The team used a novel genomic technique that precisely maps where transcription stops. The integration of proteomic approaches identified RNA-binding proteins that read specific regulatory sequences in the introns. The team further leveraged CRISPR technology to delete genomic sequences in the intron, which provided direct evidence demonstrating the essential roles of introns in modulating gene expression.
Before this research, mechanisms involving introns to govern the switch between a skin stem cell and a terminally differential state (for example, a cell that participates in forming a skin barrier), were unknown. Most studies ignored introns, despite them accounting for 10 to 20 times more sequences than the protein-coding regions (exons) in the human genome.

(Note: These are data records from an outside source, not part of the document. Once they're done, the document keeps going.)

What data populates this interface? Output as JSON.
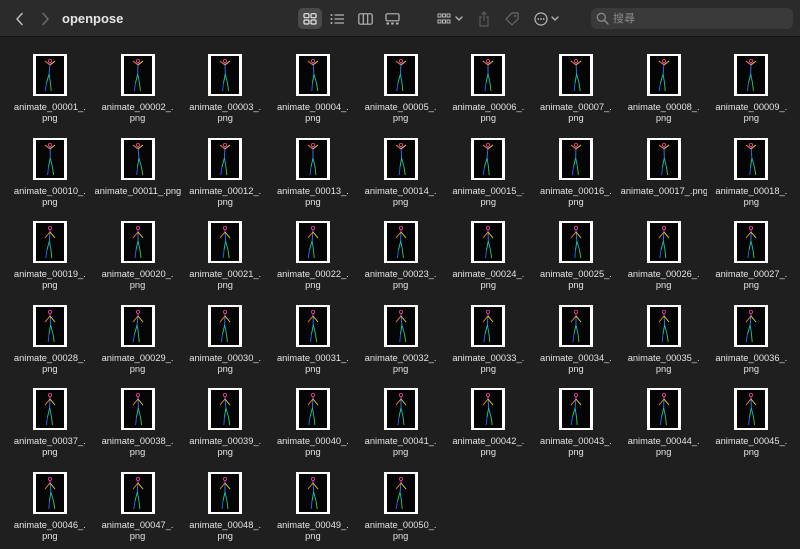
{
  "window": {
    "title": "openpose",
    "search_placeholder": "搜尋",
    "icons": {
      "back": "chevron-left-icon",
      "forward": "chevron-right-icon",
      "view_icon": "icon-grid-icon",
      "view_list": "list-icon",
      "view_column": "columns-icon",
      "view_gallery": "gallery-icon",
      "group": "group-by-icon",
      "share": "share-icon",
      "tag": "tag-icon",
      "more": "ellipsis-circle-icon",
      "search": "magnifier-icon"
    }
  },
  "files": [
    {
      "line1": "animate_00001_.",
      "line2": "png"
    },
    {
      "line1": "animate_00002_.",
      "line2": "png"
    },
    {
      "line1": "animate_00003_.",
      "line2": "png"
    },
    {
      "line1": "animate_00004_.",
      "line2": "png"
    },
    {
      "line1": "animate_00005_.",
      "line2": "png"
    },
    {
      "line1": "animate_00006_.",
      "line2": "png"
    },
    {
      "line1": "animate_00007_.",
      "line2": "png"
    },
    {
      "line1": "animate_00008_.",
      "line2": "png"
    },
    {
      "line1": "animate_00009_.",
      "line2": "png"
    },
    {
      "line1": "animate_00010_.",
      "line2": "png"
    },
    {
      "line1": "animate_00011_.png",
      "line2": ""
    },
    {
      "line1": "animate_00012_.",
      "line2": "png"
    },
    {
      "line1": "animate_00013_.",
      "line2": "png"
    },
    {
      "line1": "animate_00014_.",
      "line2": "png"
    },
    {
      "line1": "animate_00015_.",
      "line2": "png"
    },
    {
      "line1": "animate_00016_.",
      "line2": "png"
    },
    {
      "line1": "animate_00017_.png",
      "line2": ""
    },
    {
      "line1": "animate_00018_.",
      "line2": "png"
    },
    {
      "line1": "animate_00019_.",
      "line2": "png"
    },
    {
      "line1": "animate_00020_.",
      "line2": "png"
    },
    {
      "line1": "animate_00021_.",
      "line2": "png"
    },
    {
      "line1": "animate_00022_.",
      "line2": "png"
    },
    {
      "line1": "animate_00023_.",
      "line2": "png"
    },
    {
      "line1": "animate_00024_.",
      "line2": "png"
    },
    {
      "line1": "animate_00025_.",
      "line2": "png"
    },
    {
      "line1": "animate_00026_.",
      "line2": "png"
    },
    {
      "line1": "animate_00027_.",
      "line2": "png"
    },
    {
      "line1": "animate_00028_.",
      "line2": "png"
    },
    {
      "line1": "animate_00029_.",
      "line2": "png"
    },
    {
      "line1": "animate_00030_.",
      "line2": "png"
    },
    {
      "line1": "animate_00031_.",
      "line2": "png"
    },
    {
      "line1": "animate_00032_.",
      "line2": "png"
    },
    {
      "line1": "animate_00033_.",
      "line2": "png"
    },
    {
      "line1": "animate_00034_.",
      "line2": "png"
    },
    {
      "line1": "animate_00035_.",
      "line2": "png"
    },
    {
      "line1": "animate_00036_.",
      "line2": "png"
    },
    {
      "line1": "animate_00037_.",
      "line2": "png"
    },
    {
      "line1": "animate_00038_.",
      "line2": "png"
    },
    {
      "line1": "animate_00039_.",
      "line2": "png"
    },
    {
      "line1": "animate_00040_.",
      "line2": "png"
    },
    {
      "line1": "animate_00041_.",
      "line2": "png"
    },
    {
      "line1": "animate_00042_.",
      "line2": "png"
    },
    {
      "line1": "animate_00043_.",
      "line2": "png"
    },
    {
      "line1": "animate_00044_.",
      "line2": "png"
    },
    {
      "line1": "animate_00045_.",
      "line2": "png"
    },
    {
      "line1": "animate_00046_.",
      "line2": "png"
    },
    {
      "line1": "animate_00047_.",
      "line2": "png"
    },
    {
      "line1": "animate_00048_.",
      "line2": "png"
    },
    {
      "line1": "animate_00049_.",
      "line2": "png"
    },
    {
      "line1": "animate_00050_.",
      "line2": "png"
    }
  ],
  "colors": {
    "background": "#1f1f1f",
    "toolbar": "#2b2b2b",
    "text": "#e3e3e3",
    "thumbnail_frame": "#ffffff",
    "thumbnail_canvas": "#050505"
  }
}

The study shows that different genes may involve different sets of RNA-binding proteins to recognize the regulatory sequences in their introns. These RNA-binding proteins help maturing RNA “decide” whether to cut transcription early, or ignore termination sites within an intron during differentiation due to changes in protein availability.
Results of the study could have wider impacts because, according to Bao, the processes regulating skin cells are almost definitely not restricted to skin cells. Future research on other systems, including other epithelial tissues, will likely uncover similar patterns.
“We are very hopeful that what we’ve found is the first step to knowing what we have ignored in the past,” Bao said. “With the contribution of the non-coding genome and in this case, particularly the contribution of introns, this information is revelatory to gene expression. My students also want to know more about the RNA binding proteins that provide specificity in governing which site to use to terminate transcription.”
Postdoctoral scholar Xin Chen and graduate student Sarah Lloyd were the paper’s co-first authors. The Skin Biology and Diseases Research Center at Northwestern, the NUseq Core and the proteomics core facilities provided research materials and technical support to the lab.
The paper, “Epidermal Progenitors Suppress GRHL3-mediated Differentiation Through Intrionic Polyadenlyation Promoted by CPSF-HNRNPA3 Collaboration,” was supported by the National Institutes of Health (award number R00AR065480, R01AR07515) and the Searle Leadership Fund to the Bao Lab, as well as the CMBD training grant and the Northwestern Presidential Fellowship to Lloyd. Bao is also supported by a pilot grant from the NUCATS Institute.